Selasa, 11 Oktober 2016

Mencari Tuhan di Penghujung Usia




 
Seringkali ada dari kita yang menjalankan kehidupan, tanpa memikirkan pentingnya perintah Tuhan untuk beribadah. Padahal Do’a dan Ibadah memberikan banyak keuntungan bagi kita. 

Melalui Doa dan Ibadah, kita bisa berkomunikasi langsung dengan    Tuhan dan meminta apa saja yang kita inginkan. Namun mengapa banyak dari kita masih sangat jarang berdoa? Berikut ini paparan mengenai hubungan dari Ibadah dengan Psikologi Kesehatan. 

Doa adalah bentuk dari keinginan seseorang untuk berkomunikasi dengan Sang Penciptanya. Sebagaimana disampaikan oleh Burkhardt dan Nagai – Jacobson (2005) dalam Seaward (2013), bahwa “Sebagai ekspresi dari jiwa seseorang, doa dan ibadah berasal dari insting terdalam manusia yang mengalir dari inti kepercayaan seseorang yang merindukan Tuhan dan menyadari adanya keterhubungan antara seseorang dengan Inti Kehidupannya. 
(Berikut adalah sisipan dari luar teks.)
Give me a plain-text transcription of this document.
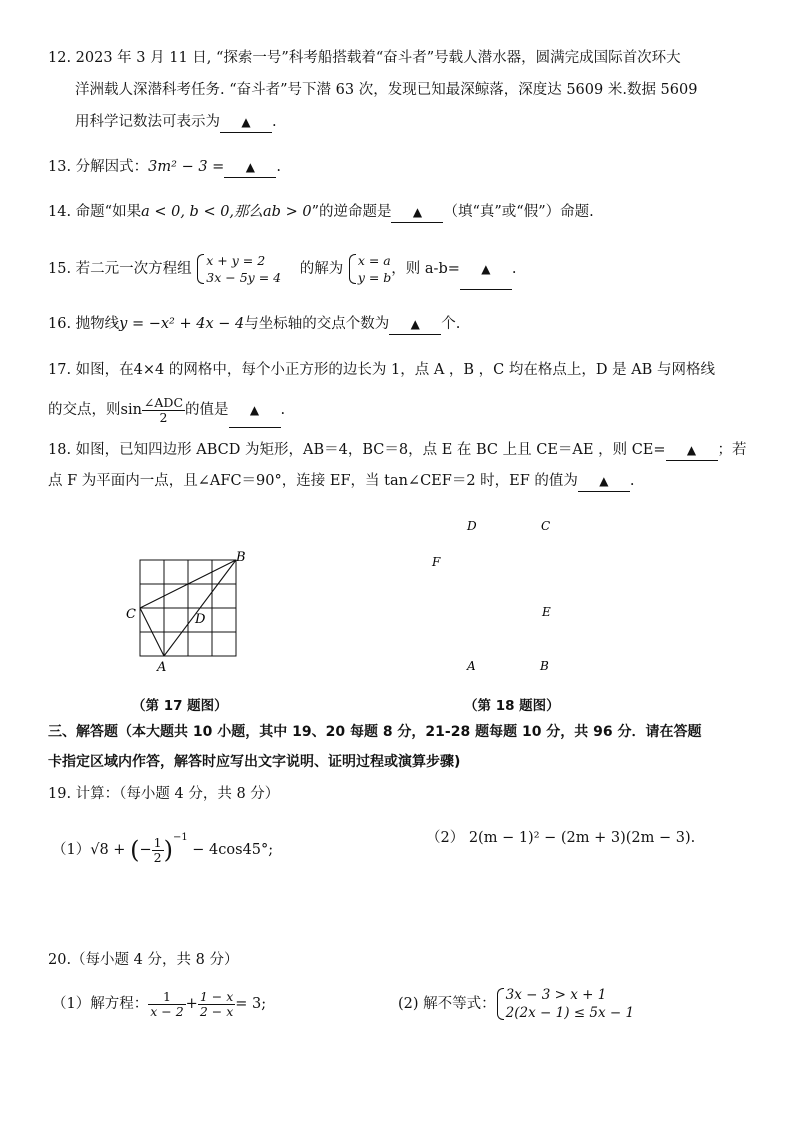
12. 2023 年 3 月 11 日, “探索一号”科考船搭载着“奋斗者”号载人潜水器，圆满完成国际首次环大
洋洲载人深潜科考任务. “奋斗者”号下潜 63 次，发现已知最深鲸落，深度达 5609 米.数据 5609
用科学记数法可表示为 ▲ .
13. 分解因式：3m² − 3 = ▲ .
14. 命题“如果a < 0, b < 0,那么ab > 0”的逆命题是 ▲ （填“真”或“假”）命题.
15. 若二元一次方程组
x + y = 2
3x − 5y = 4
的解为
x = a
y = b
，则 a-b= ▲ .
16. 抛物线y = −x² + 4x − 4与坐标轴的交点个数为 ▲ 个.
17. 如图，在4×4 的网格中，每个小正方形的边长为 1，点 A ，B ，C 均在格点上，D 是 AB 与网格线
的交点，则$\sin \frac{\text{∠ADC}}{2}$ 的值是 ▲ .
18. 如图，已知四边形 ABCD 为矩形，AB＝4，BC＝8，点 E 在 BC 上且 CE＝AE ，则 CE= ▲ ；若
点 F 为平面内一点，且∠AFC＝90°，连接 EF，当 tan∠CEF＝2 时，EF 的值为 ▲ .
B
C	D
A
（第 17 题图）
D	C
F
E
A	B
（第 18 题图）
三、解答题（本大题共 10 小题，其中 19、20 每题 8 分，21-28 题每题 10 分，共 96 分．请在答题
卡指定区域内作答，解答时应写出文字说明、证明过程或演算步骤)
19. 计算：（每小题 4 分，共 8 分）
（1）√8 + (− $\frac{1}{2} )^{-1} - 4\cos 45^\circ$;
（2） 2(m − 1)² − (2m + 3)(2m − 3).
20.（每小题 4 分，共 8 分）
（1）解方程： $\frac{1}{x - 2} + \frac{1 - x}{2 - x} = 3$;	(2) 解不等式：
3x − 3 > x + 1
2(2x − 1) ≤ 5x − 1
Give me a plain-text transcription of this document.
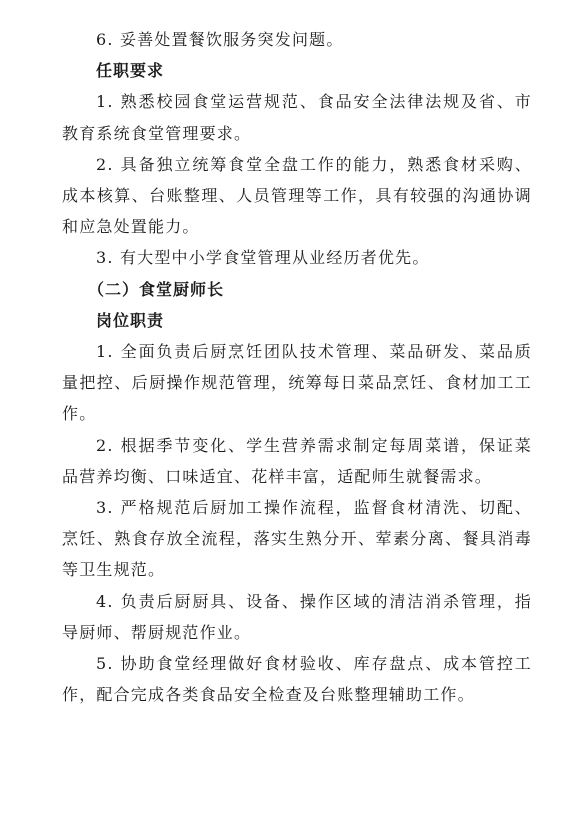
6. 妥善处置餐饮服务突发问题。

任职要求

1. 熟悉校园食堂运营规范、食品安全法律法规及省、市教育系统食堂管理要求。

2. 具备独立统筹食堂全盘工作的能力，熟悉食材采购、成本核算、台账整理、人员管理等工作，具有较强的沟通协调和应急处置能力。

3. 有大型中小学食堂管理从业经历者优先。

（二）食堂厨师长

岗位职责

1. 全面负责后厨烹饪团队技术管理、菜品研发、菜品质量把控、后厨操作规范管理，统筹每日菜品烹饪、食材加工工作。

2. 根据季节变化、学生营养需求制定每周菜谱，保证菜品营养均衡、口味适宜、花样丰富，适配师生就餐需求。

3. 严格规范后厨加工操作流程，监督食材清洗、切配、烹饪、熟食存放全流程，落实生熟分开、荤素分离、餐具消毒等卫生规范。

4. 负责后厨厨具、设备、操作区域的清洁消杀管理，指导厨师、帮厨规范作业。

5. 协助食堂经理做好食材验收、库存盘点、成本管控工作，配合完成各类食品安全检查及台账整理辅助工作。
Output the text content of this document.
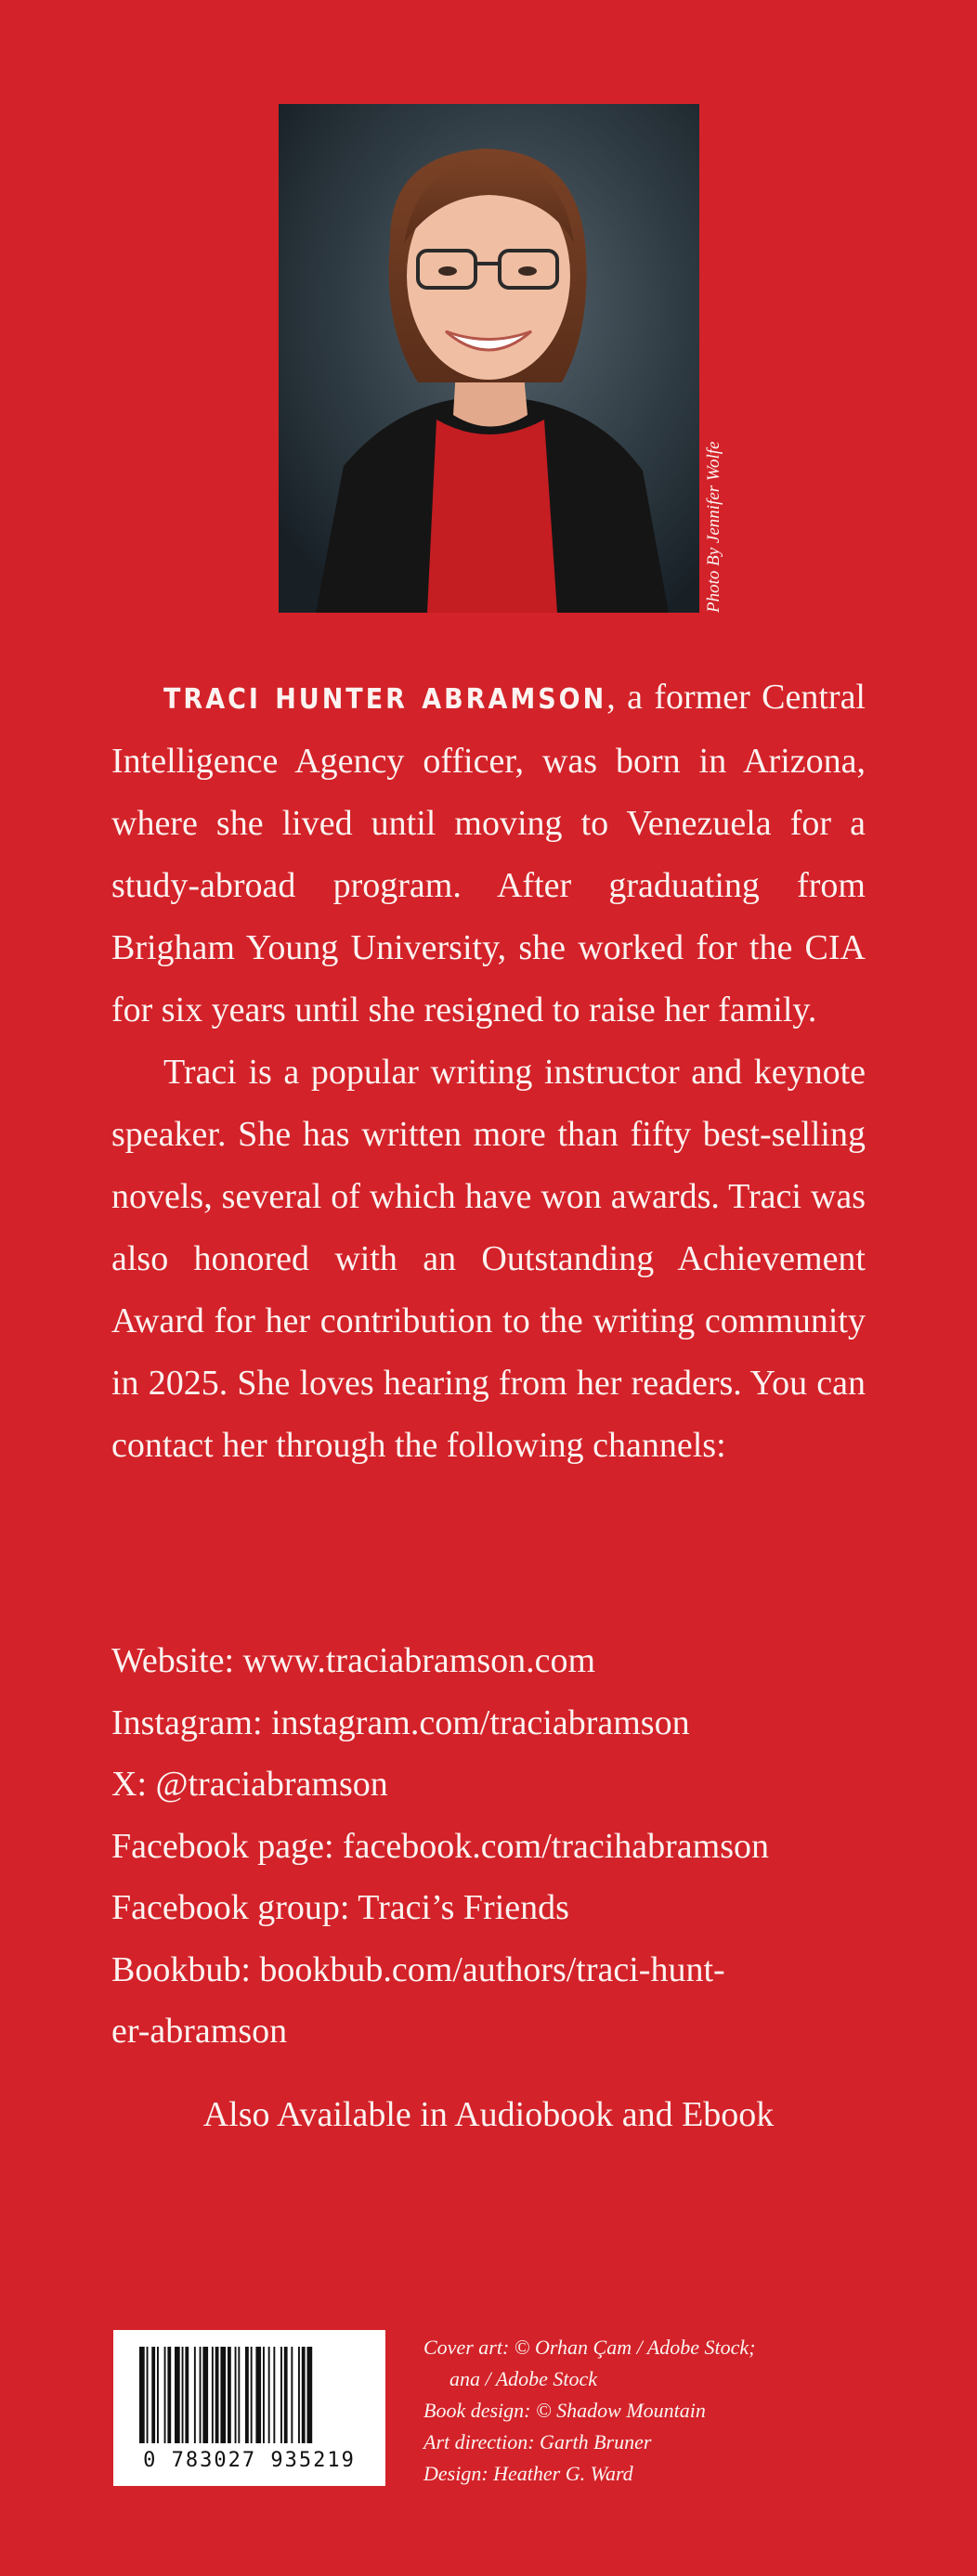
Photo By Jennifer Wolfe

TRACI HUNTER ABRAMSON, a former Central Intelligence Agency officer, was born in Arizona, where she lived until moving to Venezuela for a study-abroad program. After graduating from Brigham Young University, she worked for the CIA for six years until she resigned to raise her family.

Traci is a popular writing instructor and keynote speaker. She has written more than fifty best-selling novels, several of which have won awards. Traci was also honored with an Outstanding Achievement Award for her contribution to the writing community in 2025. She loves hearing from her readers. You can contact her through the following channels:

Website: www.traciabramson.com
Instagram: instagram.com/traciabramson
X: @traciabramson
Facebook page: facebook.com/tracihabramson
Facebook group: Traci’s Friends
Bookbub: bookbub.com/authors/traci-hunt-
er-abramson
Also Available in Audiobook and Ebook
0 783027 935219
Cover art: © Orhan Çam / Adobe Stock;
ana / Adobe Stock
Book design: © Shadow Mountain
Art direction: Garth Bruner
Design: Heather G. Ward
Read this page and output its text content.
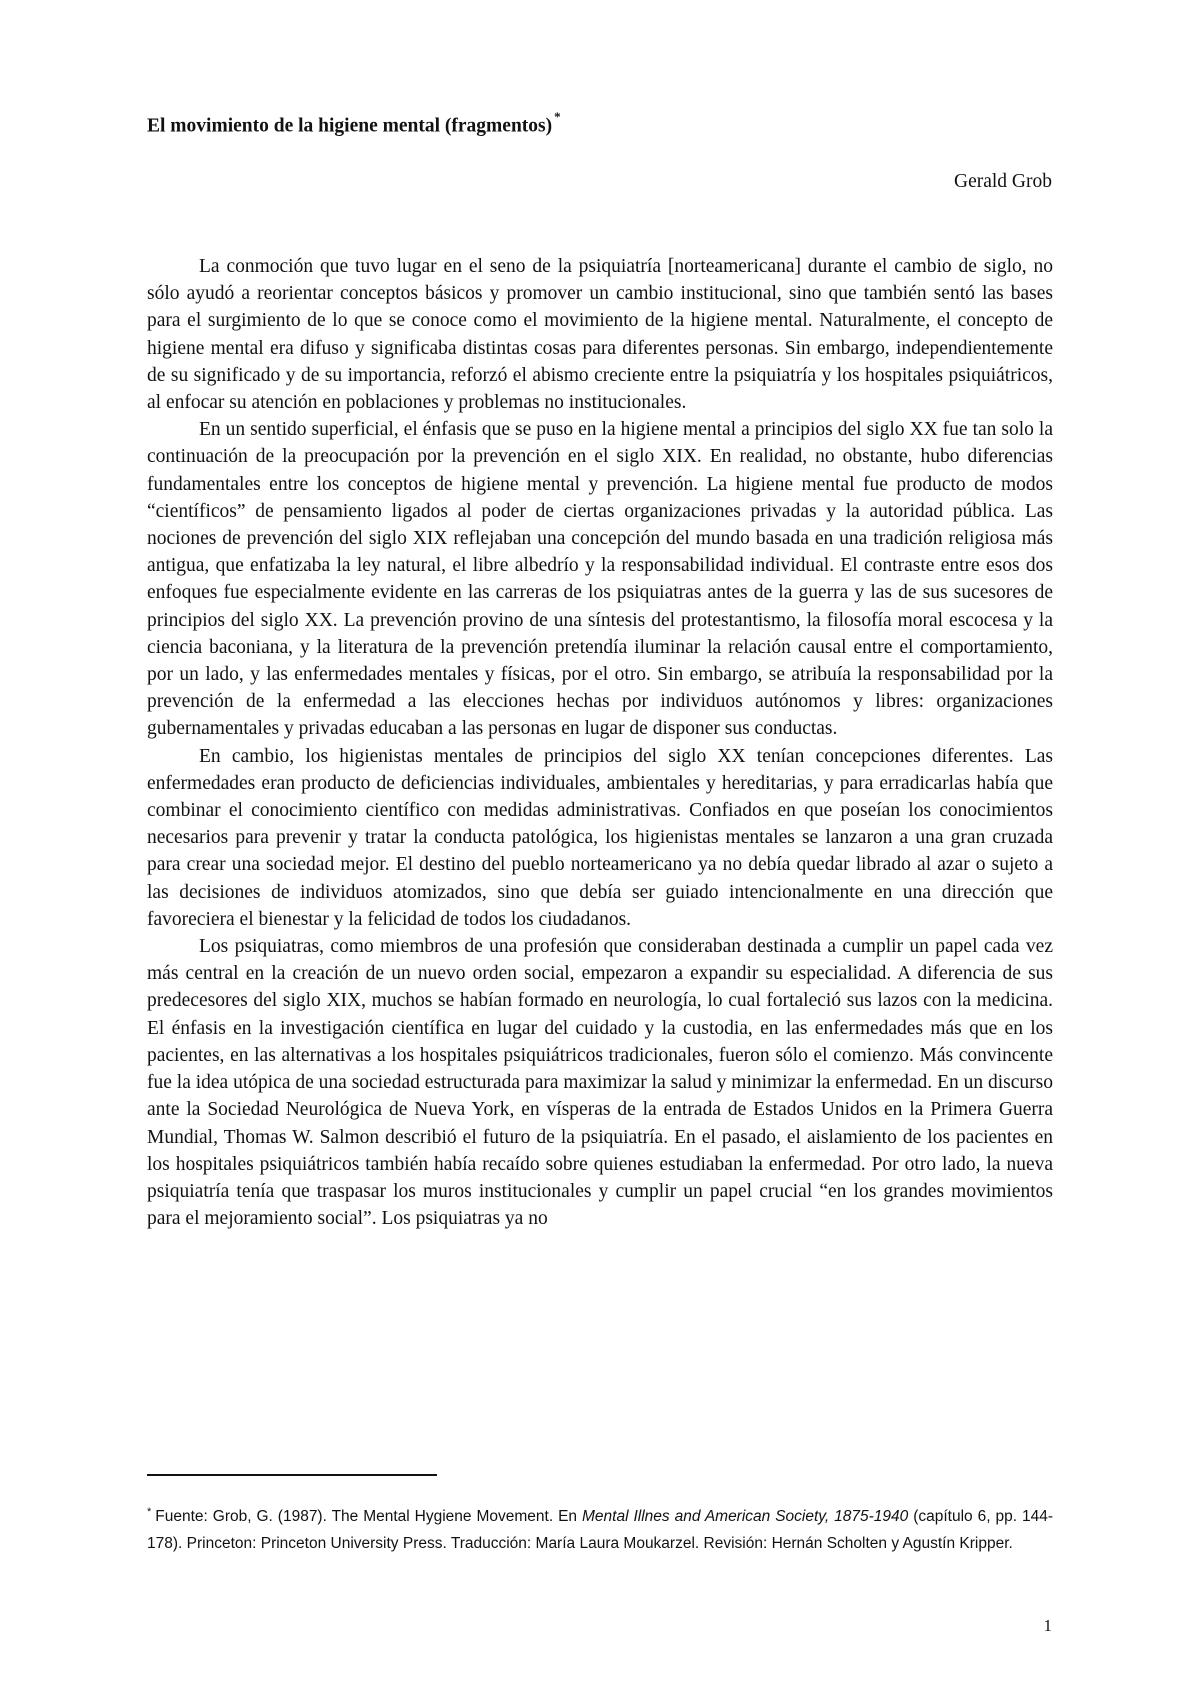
El movimiento de la higiene mental (fragmentos) *

Gerald Grob

La conmoción que tuvo lugar en el seno de la psiquiatría [norteamericana] durante el cambio de siglo, no sólo ayudó a reorientar conceptos básicos y promover un cambio institucional, sino que también sentó las bases para el surgimiento de lo que se conoce como el movimiento de la higiene mental. Naturalmente, el concepto de higiene mental era difuso y significaba distintas cosas para diferentes personas. Sin embargo, independientemente de su significado y de su importancia, reforzó el abismo creciente entre la psiquiatría y los hospitales psiquiátricos, al enfocar su atención en poblaciones y problemas no institucionales.

En un sentido superficial, el énfasis que se puso en la higiene mental a principios del siglo XX fue tan solo la continuación de la preocupación por la prevención en el siglo XIX. En realidad, no obstante, hubo diferencias fundamentales entre los conceptos de higiene mental y prevención. La higiene mental fue producto de modos “científicos” de pensamiento ligados al poder de ciertas organizaciones privadas y la autoridad pública. Las nociones de prevención del siglo XIX reflejaban una concepción del mundo basada en una tradición religiosa más antigua, que enfatizaba la ley natural, el libre albedrío y la responsabilidad individual. El contraste entre esos dos enfoques fue especialmente evidente en las carreras de los psiquiatras antes de la guerra y las de sus sucesores de principios del siglo XX. La prevención provino de una síntesis del protestantismo, la filosofía moral escocesa y la ciencia baconiana, y la literatura de la prevención pretendía iluminar la relación causal entre el comportamiento, por un lado, y las enfermedades mentales y físicas, por el otro. Sin embargo, se atribuía la responsabilidad por la prevención de la enfermedad a las elecciones hechas por individuos autónomos y libres: organizaciones gubernamentales y privadas educaban a las personas en lugar de disponer sus conductas.

En cambio, los higienistas mentales de principios del siglo XX tenían concepciones diferentes. Las enfermedades eran producto de deficiencias individuales, ambientales y hereditarias, y para erradicarlas había que combinar el conocimiento científico con medidas administrativas. Confiados en que poseían los conocimientos necesarios para prevenir y tratar la conducta patológica, los higienistas mentales se lanzaron a una gran cruzada para crear una sociedad mejor. El destino del pueblo norteamericano ya no debía quedar librado al azar o sujeto a las decisiones de individuos atomizados, sino que debía ser guiado intencionalmente en una dirección que favoreciera el bienestar y la felicidad de todos los ciudadanos.

Los psiquiatras, como miembros de una profesión que consideraban destinada a cumplir un papel cada vez más central en la creación de un nuevo orden social, empezaron a expandir su especialidad. A diferencia de sus predecesores del siglo XIX, muchos se habían formado en neurología, lo cual fortaleció sus lazos con la medicina. El énfasis en la investigación científica en lugar del cuidado y la custodia, en las enfermedades más que en los pacientes, en las alternativas a los hospitales psiquiátricos tradicionales, fueron sólo el comienzo. Más convincente fue la idea utópica de una sociedad estructurada para maximizar la salud y minimizar la enfermedad. En un discurso ante la Sociedad Neurológica de Nueva York, en vísperas de la entrada de Estados Unidos en la Primera Guerra Mundial, Thomas W. Salmon describió el futuro de la psiquiatría. En el pasado, el aislamiento de los pacientes en los hospitales psiquiátricos también había recaído sobre quienes estudiaban la enfermedad. Por otro lado, la nueva psiquiatría tenía que traspasar los muros institucionales y cumplir un papel crucial “en los grandes movimientos para el mejoramiento social”. Los psiquiatras ya no

* Fuente: Grob, G. (1987). The Mental Hygiene Movement. En Mental Illnes and American Society, 1875-1940 (capítulo 6, pp. 144-178). Princeton: Princeton University Press. Traducción: María Laura Moukarzel. Revisión: Hernán Scholten y Agustín Kripper.
1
                Micozzi (2006, dalam Seaward (2013), mencatat bahwa manfaat doa terhadap kesehatan mungkin telah mulai dirasakan sebelum masa prasejarah, dan terus berlanjut hingga saat ini sebagai prinsip pokok yang ditemukan di hampir semua agama. 

                Seaward (2013) menyampaikan bahwa Ibadah dan Doa bisa berpengaruh secara signifikan terhadap proses pemulihan kesehatan seseorang. Ia juga menyampaikan bahwa penelitian-penelitian terbaru memperlihatkan bahwa pelaksanaan ibadah agama seperti kehadiran seseorang di rumah ibadah untuk berdoa dan shalat atau ibadah sejenisnya, memiliki pengaruh terhadap kondisi fisik dan emosional seseorang. 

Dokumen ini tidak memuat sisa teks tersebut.